How the National Flood Insurance Program Wastes Taxpayer Dollars
An expensive tutorial on the perils of government interaction.
In 1967, Pete Seeger composed a protest song that said: "We're waist deep in the Big Muddy, and the big fool says to push on." It was a poke at President Lyndon Johnson, in an allegory about Vietnam. That war is long past. But Johnson led us into another, more literal Big Muddy that we have yet to escape.
Hurricane season is underway in North America, with the worst storms likely between August and October. Americans who live inland may think they have nothing to worry about, because their homes will not be drowned in salt water. But they are at high risk anyway.
That's because they will have to shoulder a large share of the cost of helping homeowners who live in the path of tropical storms. The National Flood Insurance Program, created in 1968 under LBJ on the theory that the private insurance market couldn't handle flood damage, presumed that Washington could. Like many of his Great Society initiatives, it has turned out to be an expensive tutorial on the perils of government intervention.
The program is set to expire at the end of July, but Congress will undoubtedly renew it sooner or later. Correcting its perverse incentives, however, may be a bridge too far.
Hurricane Harvey inundated a house in Kingwood, Texas last year—the 22nd time it has flooded since 1979. You might think that after the first or second disaster, those in charge of the insurance program would have offered to pay for the owner to rebuild—somewhere else.
But it was allowed to remain in harm's way. As of 2015, the government had paid $2.5 million in claims—"at last eight times what the house is worth," according to the Houston Chronicle.
A house outside of Baton Rouge, La., assessed at $56,000, has soaked up 40 floods and over $428,000 in insurance payouts. One in North Wildwood, New Jersey has been rebuilt 32 times.
Nationally, some 30,000 buildings classified as "severe repetitive loss properties" have been covered despite having been swamped an average of five times each. Homes in this category make up about one percent of the buildings covered by the flood insurance program—but 30 percent of the claims.
Their premiums don't cover the expected losses. But as National Resources Defense Council analyst Rob Moore told The Washington Post, "No congressman ever got unelected by providing cheap flood insurance."
That's one reason the program is $25 billion in debt. By underpricing coverage, the government encourages people to build in places that are doomed to go underwater. It also leaves other taxpayers high and dry, and not in a good way.
One explanation for the pattern is that the NFIP rules allow rebuilding only if the damage is less than half the value of the home. Otherwise, the owners must move or elevate their homes.
But local officials find it unpleasant to deliver such unpleasant news to flood victims, so they "lowball damage estimates, putting people and homes back in vulnerable places." The Chronicle found that in Galveston, after Hurricane Ike in 2008, dozens of properties had assessed damage of less than 50 percent—despite getting between eight and 15 feet of water.
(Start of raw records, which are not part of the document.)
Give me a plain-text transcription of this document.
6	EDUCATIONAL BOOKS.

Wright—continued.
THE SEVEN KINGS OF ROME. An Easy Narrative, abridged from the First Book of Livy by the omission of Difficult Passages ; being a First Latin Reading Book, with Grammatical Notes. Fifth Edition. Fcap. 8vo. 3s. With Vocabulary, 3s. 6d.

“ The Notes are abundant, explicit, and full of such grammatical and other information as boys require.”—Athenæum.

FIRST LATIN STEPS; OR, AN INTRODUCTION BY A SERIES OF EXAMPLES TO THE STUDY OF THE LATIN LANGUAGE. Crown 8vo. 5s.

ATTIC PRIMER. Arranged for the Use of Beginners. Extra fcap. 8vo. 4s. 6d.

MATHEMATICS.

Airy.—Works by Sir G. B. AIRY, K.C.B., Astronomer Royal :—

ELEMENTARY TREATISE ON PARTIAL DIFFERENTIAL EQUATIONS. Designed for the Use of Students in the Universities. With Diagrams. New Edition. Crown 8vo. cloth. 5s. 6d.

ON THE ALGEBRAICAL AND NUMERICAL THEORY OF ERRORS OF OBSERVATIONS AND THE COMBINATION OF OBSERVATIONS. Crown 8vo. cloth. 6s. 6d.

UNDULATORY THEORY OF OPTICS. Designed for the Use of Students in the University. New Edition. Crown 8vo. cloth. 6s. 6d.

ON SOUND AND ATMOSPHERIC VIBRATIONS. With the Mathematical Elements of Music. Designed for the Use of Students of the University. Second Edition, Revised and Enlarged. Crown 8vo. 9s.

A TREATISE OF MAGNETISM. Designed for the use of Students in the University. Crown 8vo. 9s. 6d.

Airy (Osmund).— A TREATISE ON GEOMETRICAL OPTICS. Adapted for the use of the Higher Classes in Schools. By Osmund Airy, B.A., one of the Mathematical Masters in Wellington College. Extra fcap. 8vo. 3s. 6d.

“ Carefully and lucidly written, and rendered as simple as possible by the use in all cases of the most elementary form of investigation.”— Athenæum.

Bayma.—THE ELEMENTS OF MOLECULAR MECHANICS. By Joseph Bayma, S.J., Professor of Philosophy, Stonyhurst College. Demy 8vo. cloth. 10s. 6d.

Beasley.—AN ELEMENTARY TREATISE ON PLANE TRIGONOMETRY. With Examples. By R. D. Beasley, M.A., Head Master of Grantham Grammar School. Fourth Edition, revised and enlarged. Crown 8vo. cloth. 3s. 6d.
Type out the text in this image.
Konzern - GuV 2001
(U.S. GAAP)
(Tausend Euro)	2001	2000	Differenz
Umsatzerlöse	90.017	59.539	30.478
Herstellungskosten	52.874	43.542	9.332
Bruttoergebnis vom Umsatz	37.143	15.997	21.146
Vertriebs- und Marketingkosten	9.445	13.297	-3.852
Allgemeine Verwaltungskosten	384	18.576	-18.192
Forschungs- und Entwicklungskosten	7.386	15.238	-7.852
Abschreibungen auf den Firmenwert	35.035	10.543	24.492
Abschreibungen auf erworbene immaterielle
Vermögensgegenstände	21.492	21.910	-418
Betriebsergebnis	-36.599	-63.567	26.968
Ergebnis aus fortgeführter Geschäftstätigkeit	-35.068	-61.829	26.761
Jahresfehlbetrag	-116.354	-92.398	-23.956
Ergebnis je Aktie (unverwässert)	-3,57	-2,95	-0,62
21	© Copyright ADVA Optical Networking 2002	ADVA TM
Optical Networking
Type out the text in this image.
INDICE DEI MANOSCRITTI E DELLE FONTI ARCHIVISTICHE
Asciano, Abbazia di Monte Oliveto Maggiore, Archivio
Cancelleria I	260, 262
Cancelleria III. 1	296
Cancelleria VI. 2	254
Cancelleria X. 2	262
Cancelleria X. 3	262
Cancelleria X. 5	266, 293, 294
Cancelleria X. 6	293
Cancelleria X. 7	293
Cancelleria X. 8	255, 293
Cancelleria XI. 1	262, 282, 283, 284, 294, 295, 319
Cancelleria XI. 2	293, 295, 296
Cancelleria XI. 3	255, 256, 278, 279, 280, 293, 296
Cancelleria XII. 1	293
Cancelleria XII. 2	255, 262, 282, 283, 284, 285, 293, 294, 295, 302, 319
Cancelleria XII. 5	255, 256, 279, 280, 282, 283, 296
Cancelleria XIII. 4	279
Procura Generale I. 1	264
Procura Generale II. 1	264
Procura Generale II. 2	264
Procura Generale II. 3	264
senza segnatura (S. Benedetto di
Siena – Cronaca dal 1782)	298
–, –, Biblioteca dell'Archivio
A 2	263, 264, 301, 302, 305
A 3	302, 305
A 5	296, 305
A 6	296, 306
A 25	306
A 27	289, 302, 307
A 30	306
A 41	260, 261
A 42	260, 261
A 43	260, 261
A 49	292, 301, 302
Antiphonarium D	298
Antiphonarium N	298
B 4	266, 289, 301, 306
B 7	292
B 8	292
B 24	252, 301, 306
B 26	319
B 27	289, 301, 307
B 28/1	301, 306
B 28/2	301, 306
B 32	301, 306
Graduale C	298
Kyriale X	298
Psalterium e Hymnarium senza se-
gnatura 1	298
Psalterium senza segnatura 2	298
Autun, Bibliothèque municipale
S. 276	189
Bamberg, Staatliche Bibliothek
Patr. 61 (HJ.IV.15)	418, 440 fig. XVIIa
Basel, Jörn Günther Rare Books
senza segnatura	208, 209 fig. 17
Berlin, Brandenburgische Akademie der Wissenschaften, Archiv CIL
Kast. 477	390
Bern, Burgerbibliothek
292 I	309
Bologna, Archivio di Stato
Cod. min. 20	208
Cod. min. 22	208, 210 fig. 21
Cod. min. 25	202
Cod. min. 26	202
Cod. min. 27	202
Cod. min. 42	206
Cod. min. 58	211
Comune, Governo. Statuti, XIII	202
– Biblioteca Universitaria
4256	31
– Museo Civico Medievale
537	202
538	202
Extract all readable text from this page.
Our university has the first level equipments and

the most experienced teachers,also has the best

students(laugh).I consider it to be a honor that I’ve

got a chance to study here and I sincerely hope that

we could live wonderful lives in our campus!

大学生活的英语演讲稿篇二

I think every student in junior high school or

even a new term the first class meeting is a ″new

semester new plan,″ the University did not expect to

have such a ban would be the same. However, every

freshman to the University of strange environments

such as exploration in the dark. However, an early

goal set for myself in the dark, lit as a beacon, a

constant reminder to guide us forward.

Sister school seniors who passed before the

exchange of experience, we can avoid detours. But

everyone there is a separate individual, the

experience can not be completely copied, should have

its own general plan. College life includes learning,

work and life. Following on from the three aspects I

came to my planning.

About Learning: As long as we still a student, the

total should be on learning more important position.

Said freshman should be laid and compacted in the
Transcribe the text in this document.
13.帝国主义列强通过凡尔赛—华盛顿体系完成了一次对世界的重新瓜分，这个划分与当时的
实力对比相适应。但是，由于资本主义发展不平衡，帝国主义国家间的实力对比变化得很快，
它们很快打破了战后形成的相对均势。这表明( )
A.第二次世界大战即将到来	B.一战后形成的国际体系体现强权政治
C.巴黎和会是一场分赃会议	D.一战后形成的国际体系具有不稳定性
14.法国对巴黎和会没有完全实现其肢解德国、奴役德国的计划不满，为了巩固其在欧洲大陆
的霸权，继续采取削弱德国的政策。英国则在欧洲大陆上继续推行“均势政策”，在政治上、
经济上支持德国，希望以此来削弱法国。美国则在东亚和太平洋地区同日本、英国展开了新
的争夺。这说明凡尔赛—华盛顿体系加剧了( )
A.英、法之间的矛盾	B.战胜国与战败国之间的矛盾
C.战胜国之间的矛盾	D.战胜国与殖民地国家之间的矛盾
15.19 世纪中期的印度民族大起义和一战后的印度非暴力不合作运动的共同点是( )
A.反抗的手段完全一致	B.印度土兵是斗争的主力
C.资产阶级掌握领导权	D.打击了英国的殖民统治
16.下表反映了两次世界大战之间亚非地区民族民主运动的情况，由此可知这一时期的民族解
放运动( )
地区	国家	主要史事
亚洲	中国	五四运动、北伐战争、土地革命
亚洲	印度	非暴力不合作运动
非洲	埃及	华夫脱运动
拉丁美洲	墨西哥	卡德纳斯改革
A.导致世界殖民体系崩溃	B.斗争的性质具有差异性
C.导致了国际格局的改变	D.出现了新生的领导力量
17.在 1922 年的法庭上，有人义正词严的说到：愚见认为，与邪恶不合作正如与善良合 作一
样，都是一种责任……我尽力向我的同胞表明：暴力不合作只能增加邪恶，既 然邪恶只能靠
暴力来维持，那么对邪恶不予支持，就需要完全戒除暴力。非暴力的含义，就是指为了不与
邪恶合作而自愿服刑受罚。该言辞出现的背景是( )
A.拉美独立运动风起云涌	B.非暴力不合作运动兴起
If private insurers were providing coverage, you can be sure they would limit repeat claims in places vulnerable to costly storms. It would be less expensive if those whose homes keep flooding took buyouts so the land could be given over to frogs and sawgrass.
The federal program allows owners to choose that option. But it can take years for local governments to get the needed money from the Federal Emergency Management Agency. And there is no guarantee that owners will get buyouts in the end. The delay pushes them to swallow hard, fix the damage, and stay put.
The root of the problem is a familiar one: the people responsible for these decisions are not spending their own money. They find it easier to indulge the relative handful of flood victims than to attend to the interests of millions of taxpayers in general.
In a private program, an insurer that didn't enforce its rules with care and resolve would soon find itself out of business. Local, state, and federal agencies almost invariably survive no matter how poorly they manage their budgets.
Barring good luck, some coastal communities will soon be coping with torrential rains, high winds, and storm surges. But thanks to the flood insurance program, we're already in over our heads.